Software patent
The patentability of software, often referred to by the expression software patent, is one of many legal aspects of computing, and one of many aspects of exclusive rights policy, often spoken of by the term intellectual property.
Debate
The extent to which it is desirable to limit or allow the patentability of software is the subject of ongoing legal, academic and political dispute. This is reviewed in the associated article Software patent debate.
Currently, a particularly intense focus of discussion is the proposed EU Directive on the Patentability of Computer-Implemented Inventions, also known as the "CII Directive" or the "Software Patent Directive", which is scheduled to return to the EU Parliament in 2005.
Law
Substantive law regarding the patentability of software and computer-implemented inventions, and case law interpreting the legal provisions, are different under different jurisdictions.
The national jurisdictions relating to software patents in Europe and in the European Union are not harmonised, even though all EU states are members of the European Patent Convention. Detailed interpretation of the substantive law still varies to some extent from state to state. Harmonisation of these differences was one reason that the EU Commission proposed a Directive on the Patentability of Computer-Implemented Inventions, the terms of which have become a cock-pit of debate as to what should and what should not be patentable.
Software patents under multilateral treaties:
- Software patents under TRIPs Agreement
- Software patents under Patent Cooperation Treaty
- Software patents under the European Patent Convention
Software patents under national laws:
- Software patents under US patent law
- Software patents under UK patent law
- Software patents under German patent law
Definitions
It is fair to say that different people often mean very different things when they refer to "software patents", and that individual views on the rights and wrongs of "software patentabilty" may vary considerably depending on what definition of the term is used.
Software patent
There is no universally accepted definition of the expression "software patent" and no legal text defines what exactly is a software patent and what it is not.
Computer-implemented invention
For a broad definition, software patent is sometimes taken to categorise any patented invention which could be fully specified by the code of a computer program operating particular known conventional hardware.
This is close to the definition of "computer-implemented invention" which was put forward by the European Commission, defined as "any invention the performance of which involves the use of a computer, computer network or other programmable apparatus and having one or more prima facie novel features which are realised wholly or partly by means of a computer or computer programs." [1]
The terms "software-enabled invention" and "software-operated invention" have also been used.
"Pure" software patent
However, because the term "software patent" has acquired strongly negative associations in some circles, some campaigners on both sides of the debate prefer to reserve the term "software patent", or "patent on pure software", more narrowly, to refer to contributions that they believe should not be patentable subject matter, in contradistinction to the term "software-enabled invention" which would refer only to contributions which would involve patentable subject matter (otherwise they would not be "inventions").
According to taste, a "pure" software patent might therefore be a patent on:
- A piece of code not involving "control of the forces of nature";
- A piece of code relating solely to the "processing, handling and presentation of information";
- A piece of code with no "technical effect" (however one wishes to define technical);
- A piece of code as an abstract listing, not actually running on a programmable device.

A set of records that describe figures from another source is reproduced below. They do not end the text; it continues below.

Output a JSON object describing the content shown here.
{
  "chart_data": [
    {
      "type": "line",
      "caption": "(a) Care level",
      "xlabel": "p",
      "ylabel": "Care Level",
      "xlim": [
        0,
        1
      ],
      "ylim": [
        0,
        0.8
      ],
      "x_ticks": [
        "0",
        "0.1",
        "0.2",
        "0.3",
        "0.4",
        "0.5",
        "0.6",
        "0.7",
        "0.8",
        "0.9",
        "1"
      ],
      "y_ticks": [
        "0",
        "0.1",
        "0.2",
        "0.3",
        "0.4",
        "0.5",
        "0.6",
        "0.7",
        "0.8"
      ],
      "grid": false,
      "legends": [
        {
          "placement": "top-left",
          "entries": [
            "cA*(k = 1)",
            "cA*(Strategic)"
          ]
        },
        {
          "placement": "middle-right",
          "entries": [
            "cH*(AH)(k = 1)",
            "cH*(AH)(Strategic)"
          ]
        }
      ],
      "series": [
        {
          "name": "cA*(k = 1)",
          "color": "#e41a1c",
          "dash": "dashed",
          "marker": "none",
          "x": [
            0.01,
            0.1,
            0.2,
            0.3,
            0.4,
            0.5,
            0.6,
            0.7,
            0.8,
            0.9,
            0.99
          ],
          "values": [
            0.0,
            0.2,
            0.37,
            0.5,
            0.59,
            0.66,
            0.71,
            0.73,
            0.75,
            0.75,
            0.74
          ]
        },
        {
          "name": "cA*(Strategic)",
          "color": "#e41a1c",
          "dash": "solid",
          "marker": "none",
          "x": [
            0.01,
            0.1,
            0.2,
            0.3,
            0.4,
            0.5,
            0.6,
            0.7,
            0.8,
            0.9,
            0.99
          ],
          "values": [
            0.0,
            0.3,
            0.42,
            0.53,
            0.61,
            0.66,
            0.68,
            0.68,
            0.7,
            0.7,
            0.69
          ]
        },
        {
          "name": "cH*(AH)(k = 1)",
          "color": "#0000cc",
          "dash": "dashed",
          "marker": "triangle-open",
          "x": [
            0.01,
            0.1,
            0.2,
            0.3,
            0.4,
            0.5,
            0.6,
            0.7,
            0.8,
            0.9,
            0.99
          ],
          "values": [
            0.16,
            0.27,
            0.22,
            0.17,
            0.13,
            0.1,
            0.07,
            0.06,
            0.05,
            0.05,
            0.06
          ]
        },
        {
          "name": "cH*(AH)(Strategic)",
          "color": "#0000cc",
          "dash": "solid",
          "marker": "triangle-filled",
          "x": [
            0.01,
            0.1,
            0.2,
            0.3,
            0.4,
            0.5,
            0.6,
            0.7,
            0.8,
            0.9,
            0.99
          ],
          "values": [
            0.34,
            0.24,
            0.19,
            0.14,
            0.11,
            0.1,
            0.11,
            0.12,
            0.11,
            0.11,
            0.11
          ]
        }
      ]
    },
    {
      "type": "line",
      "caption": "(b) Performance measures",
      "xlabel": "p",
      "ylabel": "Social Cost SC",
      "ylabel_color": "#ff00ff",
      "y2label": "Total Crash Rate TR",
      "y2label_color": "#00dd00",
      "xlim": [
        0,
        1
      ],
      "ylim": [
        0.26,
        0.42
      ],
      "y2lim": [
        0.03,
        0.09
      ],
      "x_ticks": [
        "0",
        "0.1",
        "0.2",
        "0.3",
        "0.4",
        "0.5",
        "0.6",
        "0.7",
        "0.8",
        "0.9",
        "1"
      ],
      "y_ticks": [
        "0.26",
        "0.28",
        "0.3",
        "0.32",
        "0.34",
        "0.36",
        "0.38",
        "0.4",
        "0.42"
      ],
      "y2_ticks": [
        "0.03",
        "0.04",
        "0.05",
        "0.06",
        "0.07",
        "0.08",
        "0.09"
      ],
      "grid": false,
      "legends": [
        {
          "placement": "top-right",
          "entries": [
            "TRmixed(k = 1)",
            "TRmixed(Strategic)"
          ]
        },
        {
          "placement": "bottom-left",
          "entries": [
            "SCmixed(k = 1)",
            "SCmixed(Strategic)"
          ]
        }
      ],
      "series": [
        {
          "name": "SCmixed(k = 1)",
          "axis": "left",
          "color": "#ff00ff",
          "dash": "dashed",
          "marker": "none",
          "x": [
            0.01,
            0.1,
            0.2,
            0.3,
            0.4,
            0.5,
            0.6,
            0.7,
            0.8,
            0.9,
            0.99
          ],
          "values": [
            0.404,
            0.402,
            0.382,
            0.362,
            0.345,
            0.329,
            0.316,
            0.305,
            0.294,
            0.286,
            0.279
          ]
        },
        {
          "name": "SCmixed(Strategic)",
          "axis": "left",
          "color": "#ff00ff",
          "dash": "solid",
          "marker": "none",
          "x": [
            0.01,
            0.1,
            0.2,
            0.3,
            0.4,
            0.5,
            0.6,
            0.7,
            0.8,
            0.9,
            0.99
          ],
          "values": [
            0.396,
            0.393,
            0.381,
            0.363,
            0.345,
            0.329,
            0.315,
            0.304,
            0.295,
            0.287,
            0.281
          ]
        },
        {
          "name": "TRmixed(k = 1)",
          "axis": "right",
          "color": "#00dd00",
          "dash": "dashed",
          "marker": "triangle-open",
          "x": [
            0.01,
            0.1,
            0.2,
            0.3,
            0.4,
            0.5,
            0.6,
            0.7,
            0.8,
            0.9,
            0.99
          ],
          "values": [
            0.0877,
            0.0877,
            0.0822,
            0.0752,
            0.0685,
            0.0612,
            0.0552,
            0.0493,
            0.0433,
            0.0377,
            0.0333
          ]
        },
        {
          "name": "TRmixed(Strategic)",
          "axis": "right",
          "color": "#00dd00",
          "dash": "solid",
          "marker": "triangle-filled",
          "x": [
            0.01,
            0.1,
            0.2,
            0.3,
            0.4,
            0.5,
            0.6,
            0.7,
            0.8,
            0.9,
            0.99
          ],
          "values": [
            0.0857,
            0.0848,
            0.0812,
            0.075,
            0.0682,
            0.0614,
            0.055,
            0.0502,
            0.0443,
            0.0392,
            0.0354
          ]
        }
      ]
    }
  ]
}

- A piece of code with merely literary merit, rather than any identifiable functional benefits;
Disguised software patents
In some jurisdictions a further difficulty in drawing a clear boundary between software patents and other patents may come from the fact that a patent claim can be written so as to embrace many different implementations (some using purely mechanical or electrical means, others using software), for instance by using functional features (e.g. "means for controlling"). Additionally, in some jurisdictions under the so-called doctrine of equivalents and its analogues, a patent that on its face does not appear to require software can be infringed in certain circumstances if software is used as an equivalent of (i.e. to substitute for) a non-software element. This creates further implications for which reasonably might or might not be called a software patent.